As I step toward the car, I hear the faint sound of a ringing cell phone. I trace it back to my purse just as I hear my father rope Sam into giving him a few guitar lessons. My father has an annoying habit of wanting to learn every instrument that Sam plays, mistaking the fact that Sam is a music teacher for Sam being his music teacher.

I dig through my purse looking for my phone, grabbing the only thing lit up and flashing. I don’t recognize the number. The area code 808 doesn’t ring a bell but it does pique my interest.

Lately, no one outside of 978, 857, 508, or 617—the various area codes of Boston and its suburbs—has reason to call me.

And it is 978 specifically that has always signified home no matter what area code I was currently inhabiting. I may have spent a year in Sydney (61 2) and months backpacking from Lisbon (351 21) to Naples (39 081). I may have honeymooned in Mumbai (91 22) and lived, blissfully, for years, in Santa Monica, California (310).

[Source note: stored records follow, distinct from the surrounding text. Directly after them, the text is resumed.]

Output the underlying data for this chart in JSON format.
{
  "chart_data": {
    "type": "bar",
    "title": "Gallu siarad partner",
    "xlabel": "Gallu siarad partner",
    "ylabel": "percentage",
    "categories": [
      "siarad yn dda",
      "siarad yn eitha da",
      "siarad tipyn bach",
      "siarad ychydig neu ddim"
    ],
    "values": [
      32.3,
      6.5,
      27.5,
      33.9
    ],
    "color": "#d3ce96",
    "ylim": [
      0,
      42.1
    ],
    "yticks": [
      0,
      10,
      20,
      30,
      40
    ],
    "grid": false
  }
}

But when I needed to come “home,” “home” meant 978. And it is here I have stayed ever since.

The answer pops into my head.

808 is Hawaii.

“Hello?” I say as I answer the phone.

Sam has turned to look at me, and soon, my parents do, too.

“Emma?”

The voice I hear through the phone is one that I would recognize anywhere, anytime—a voice that spoke to me day in and day out for years and years. One I thought I’d never hear again, one I’m not ready to even believe I’m hearing now.

The man I loved since I was seventeen years old. The man who left me a widow when his helicopter went down somewhere over the Pacific and he was gone without a trace.